Patients with liver fibrosis and type 2 diabetes mellitus (T2DM) have an increased risk of cardiovascular events. However, long-term prognosis of liver fibrosis and T2DM after acute myocardial infarction (AMI) remain to be investigated. This study compared clinical characteristics and prognosis of AMI patients with T2DM and evidence of liver fibrosis. Patients were stratified into low, intermediate and high-risk for fibrosis, using serum-based non-invasive tests (NITs): Fibrosis-4 Index (FIB-4), Aspartate Aminotransferase to Platelet Ratio Index (APRI) and Non-alcoholic Fatty Liver Disease Fibrosis Score (NFS). The primary outcome was all-cause mortality, Kaplan-Meier curves were constructed for 5-year all-cause mortality. Cox regression analysis was used to determine the independent predictors of mortality, adjusting for confounders. Out of 3287 AMI patients, 1547 were stratified as high-risk by any NIT (mean follow-up duration 2.7 ± 2.3 years). A dose-response relationship was found with increasing mortality risk for higher APRI and NFS scores. High-risk FIB-4 also predicted mortality significantly (adjusted HR [aHR] 1.791, 95% CI 1.436-2.235, p < 0.001). High-risk FIB-4 and APRI independently predicted mortality regardless of T2DM status, while NFS only predicted mortality in T2DM patients. Following AMI, individuals stratified by FIB-4, APRI, NFS as high-risk for liver fibrosis were associated with excess long-term mortality (aHR 1.780, 95% CI 1.442-2.196, p < 0.001). Hence, readily available NITs may be beneficial in risk prognostication of AMI patients.

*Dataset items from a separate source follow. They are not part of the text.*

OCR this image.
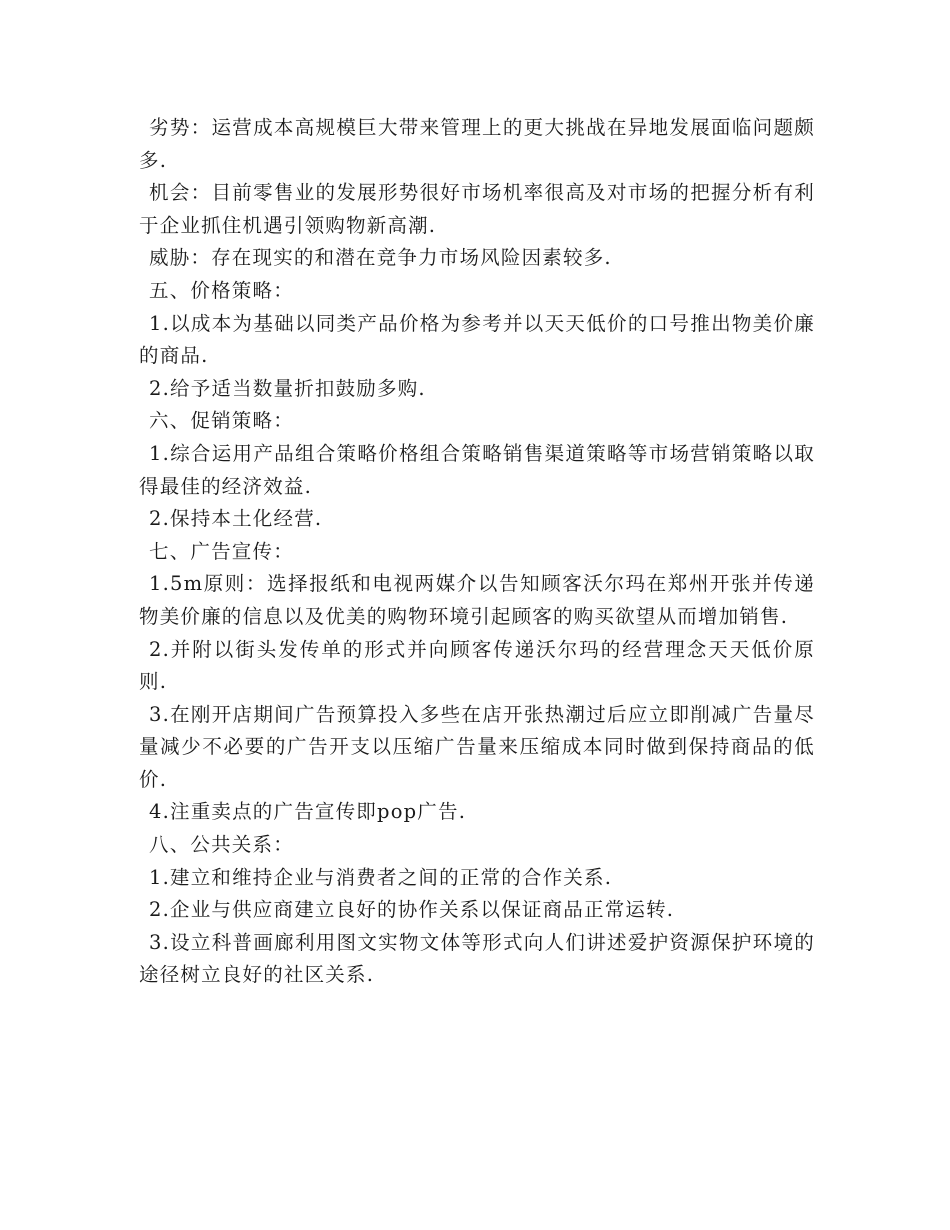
劣势：运营成本高规模巨大带来管理上的更大挑战在异地发展面临问题颇多.

机会：目前零售业的发展形势很好市场机率很高及对市场的把握分析有利于企业抓住机遇引领购物新高潮.

威胁：存在现实的和潜在竞争力市场风险因素较多.

五、价格策略：

1.以成本为基础以同类产品价格为参考并以天天低价的口号推出物美价廉的商品.

2.给予适当数量折扣鼓励多购.

六、促销策略：

1.综合运用产品组合策略价格组合策略销售渠道策略等市场营销策略以取得最佳的经济效益.

2.保持本土化经营.

七、广告宣传：

1.5m原则：选择报纸和电视两媒介以告知顾客沃尔玛在郑州开张并传递物美价廉的信息以及优美的购物环境引起顾客的购买欲望从而增加销售.

2.并附以街头发传单的形式并向顾客传递沃尔玛的经营理念天天低价原则.

3.在刚开店期间广告预算投入多些在店开张热潮过后应立即削减广告量尽量减少不必要的广告开支以压缩广告量来压缩成本同时做到保持商品的低价.

4.注重卖点的广告宣传即pop广告.

八、公共关系：

1.建立和维持企业与消费者之间的正常的合作关系.

2.企业与供应商建立良好的协作关系以保证商品正常运转.

3.设立科普画廊利用图文实物文体等形式向人们讲述爱护资源保护环境的途径树立良好的社区关系.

肝纤维化合并2型糖尿病(T2DM)的患者发生心血管事件的风险增加。然而,急性心肌梗死(AMI)后肝纤维化和T2DM的长期预后仍有待研究。本研究比较了伴有T2DM且有肝纤维化证据的AMI患者的临床特征和预后。使用基于血清的非侵入性检测(NITs):纤维化-4指数(FIB-4)、天冬氨酸转氨酶与血小板比值指数(APRI)和非酒精性脂肪性肝病纤维化评分(NFS),将患者分为低、中、高纤维化风险组。主要结局为全因死亡率,构建5年全因死亡率的Kaplan-Meier曲线。采用Cox回归分析确定死亡率的独立预测因素,并对混杂因素进行校正。在3287例AMI患者中,1547例被任何一种NIT分层为高风险(平均随访时间2.7±2.3年)。发现随着APRI和NFS评分升高,死亡风险呈剂量反应关系。高风险FIB-4也显著预测死亡率(校正后风险比[aHR]1.791,95%可信区间1.436-2.235,p<0.001)。无论T2DM状态如何,高风险FIB-4和APRI均独立预测死亡率,而NFS仅在T2DM患者中预测死亡率。AMI后,被FIB-4、APRI、NFS分层为肝纤维化高风险的个体与长期死亡率过高相关(aHR 1.780,95%可信区间1.442-2.196,p<0.001)。因此,易于获得的NITs可能有助于AMI患者的风险预后评估。